Claiming that slavery was not condoned by Christianity is twaddle.

One-thousand nine hundred years.
 

PruePhillip

Well-Known Member
Twaddle. Christians were the almost exclusive purveyors of slavery for the first one-thousand nine hundred years of Christianity in Europe and later the Americas. They made an entire industry out of it. The Atlantic slave trade was a Christian industry that supported the economy and benefited all of the members of Christendom -- except the slaves -- for almost 500 years. Then there was the effective enslavement of India, and western and southern Africa. Christianity not only condoned slavery, it wallowed in it.

Go ahead and invoke the Quakers. I dare you. The <1% of Christians who fought against slavery. And who were they fighting against? The 99% of other Christians who either actively supported the institution or tacitly benefitted from it.. The only reason that the Quakers were able to make headway against slavery was because the Industrial Revolution made slavery much less profitable. Under their Quaker watch, with a very few exceptions, slavery only became illegal in Industrialized areas, Which is why Christian slave ownership persisted long after the repeal in UK and the American Civil war. It persisted in the Caribbean, South America, India, the west cost of Africa, the Africans interior, and South Africa. Probably more places of which I am unaware.

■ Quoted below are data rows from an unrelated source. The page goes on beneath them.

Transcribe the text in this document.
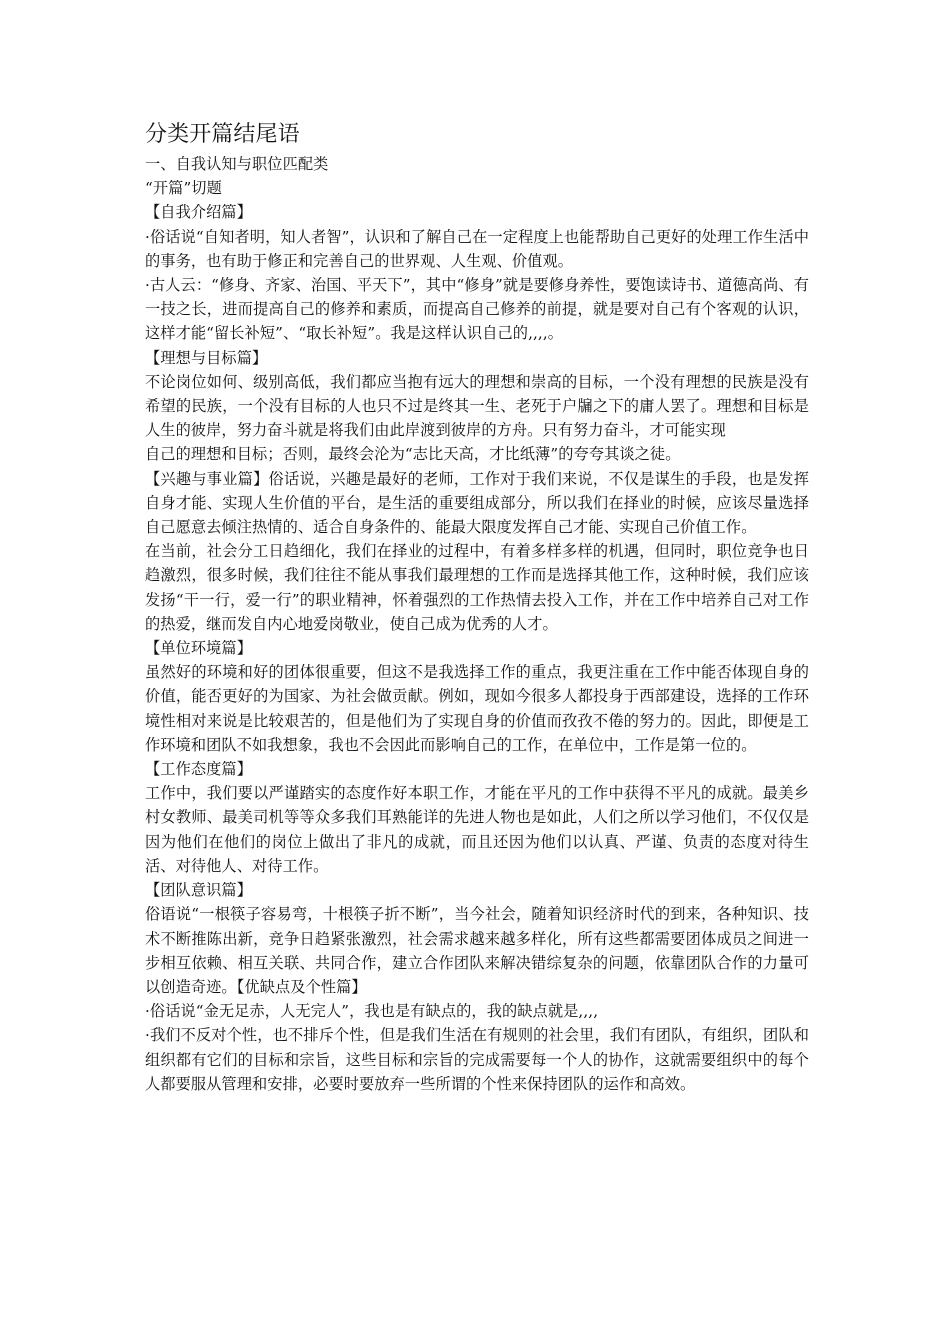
分类开篇结尾语

一、自我认知与职位匹配类

“开篇”切题

【自我介绍篇】

·俗话说“自知者明，知人者智”，认识和了解自己在一定程度上也能帮助自己更好的处理工作生活中的事务，也有助于修正和完善自己的世界观、人生观、价值观。

·古人云：“修身、齐家、治国、平天下”，其中“修身”就是要修身养性，要饱读诗书、道德高尚、有一技之长，进而提高自己的修养和素质，而提高自己修养的前提，就是要对自己有个客观的认识，这样才能“留长补短”、“取长补短”。我是这样认识自己的,,,,。

【理想与目标篇】

不论岗位如何、级别高低，我们都应当抱有远大的理想和崇高的目标，一个没有理想的民族是没有希望的民族，一个没有目标的人也只不过是终其一生、老死于户牖之下的庸人罢了。理想和目标是人生的彼岸，努力奋斗就是将我们由此岸渡到彼岸的方舟。只有努力奋斗，才可能实现

自己的理想和目标；否则，最终会沦为“志比天高，才比纸薄”的夸夸其谈之徒。

【兴趣与事业篇】俗话说，兴趣是最好的老师，工作对于我们来说，不仅是谋生的手段，也是发挥自身才能、实现人生价值的平台，是生活的重要组成部分，所以我们在择业的时候，应该尽量选择自己愿意去倾注热情的、适合自身条件的、能最大限度发挥自己才能、实现自己价值工作。

在当前，社会分工日趋细化，我们在择业的过程中，有着多样多样的机遇，但同时，职位竞争也日趋激烈，很多时候，我们往往不能从事我们最理想的工作而是选择其他工作，这种时候，我们应该发扬“干一行，爱一行”的职业精神，怀着强烈的工作热情去投入工作，并在工作中培养自己对工作的热爱，继而发自内心地爱岗敬业，使自己成为优秀的人才。

【单位环境篇】

虽然好的环境和好的团体很重要，但这不是我选择工作的重点，我更注重在工作中能否体现自身的价值，能否更好的为国家、为社会做贡献。例如，现如今很多人都投身于西部建设，选择的工作环境性相对来说是比较艰苦的，但是他们为了实现自身的价值而孜孜不倦的努力的。因此，即便是工作环境和团队不如我想象，我也不会因此而影响自己的工作，在单位中，工作是第一位的。

【工作态度篇】

工作中，我们要以严谨踏实的态度作好本职工作，才能在平凡的工作中获得不平凡的成就。最美乡村女教师、最美司机等等众多我们耳熟能详的先进人物也是如此，人们之所以学习他们，不仅仅是因为他们在他们的岗位上做出了非凡的成就，而且还因为他们以认真、严谨、负责的态度对待生活、对待他人、对待工作。

【团队意识篇】

俗语说“一根筷子容易弯，十根筷子折不断”，当今社会，随着知识经济时代的到来，各种知识、技术不断推陈出新，竞争日趋紧张激烈，社会需求越来越多样化，所有这些都需要团体成员之间进一步相互依赖、相互关联、共同合作，建立合作团队来解决错综复杂的问题，依靠团队合作的力量可以创造奇迹。【优缺点及个性篇】

·俗话说“金无足赤，人无完人”，我也是有缺点的，我的缺点就是,,,,

·我们不反对个性，也不排斥个性，但是我们生活在有规则的社会里，我们有团队，有组织，团队和组织都有它们的目标和宗旨，这些目标和宗旨的完成需要每一个人的协作，这就需要组织中的每个人都要服从管理和安排，必要时要放弃一些所谓的个性来保持团队的运作和高效。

Claiming that slavery was not condoned by Christianity is twaddle.

One-thousand nine hundred years.

So...
1 - WHO was responsible for the end of slavery after the Roman empire?
2 - Did the people who REINTRODUCED SLAVERY do so in honor of the bible, or in breach of it?
3 - Why was it that Christianity finally ended slavery in Europe, the Americas, Africa and the Middle East?
4 - Why is it that people don't like to think that Lincoln ended slavery as an institution amongst native Americans?
 

ppp

Well-Known Member
So...
1 - WHO was responsible for the end of slavery after the Roman empire?
2 - Did the people who REINTRODUCED SLAVERY do so in honor of the bible, or in breach of it?
3 - Why was it that Christianity finally ended slavery in Europe, the Americas, Africa and the Middle East?
4 - Why is it that people don't like to think that Lincoln ended slavery as an institution amongst native Americans?
Q: Who was responsible for the perpetuation of Christianity in the late Roman Empire and beyond.
A; Christians.
Q: Was slavery ever reintroduced?
A: No. Because it was never banned.
Q: Why was it that Christianity finally ended slavery in Europe, the Americas, Africa and the Middle East?
A: It didn't. A tiny schism sect of Christians who opposed slavery took advantage of the changing economics of the industrial age, to convince the VAST MAJORITY of Christians who benefitted directly and indirectly from slavery, that it was in the best interest of their pocketbooks. Likewise, it was economics and optics that drove Britain out of India. And Christianity did not end slavery in the Middle East.
Q: Why is it that people don't like to think that Lincoln ended slavery as an institution amongst native Americans?
A: I have no idea what that sentence means. In any case, don't ask me why unspecified people don't like to think something.
 

Fallen Prophet

Well-Known Member
Because the interpretations are what matter primarily when talking to someone about their religious beliefs. I would only point out God's condoning and advocation of the institutions of chattel slavery and indentured servitude to someone who claimed that the Bible is entirely moral and without fault. Not to someone who sees the Bible as a rough guide and only takes the moral parts and shuns the rest.

I would also point out that there are only interpretations of the Biblical text. Nothing else.
Doh! I meant to say that you rely on the interpretations of others about the text - not the text itself.

For example - nowhere in the Bible does it claim that the Earth is 6,000 years old.

I believe that it was the moral thing for Israel to enslave their enemies - rather than kill them - because it offered them both temporal and spiritual salvation.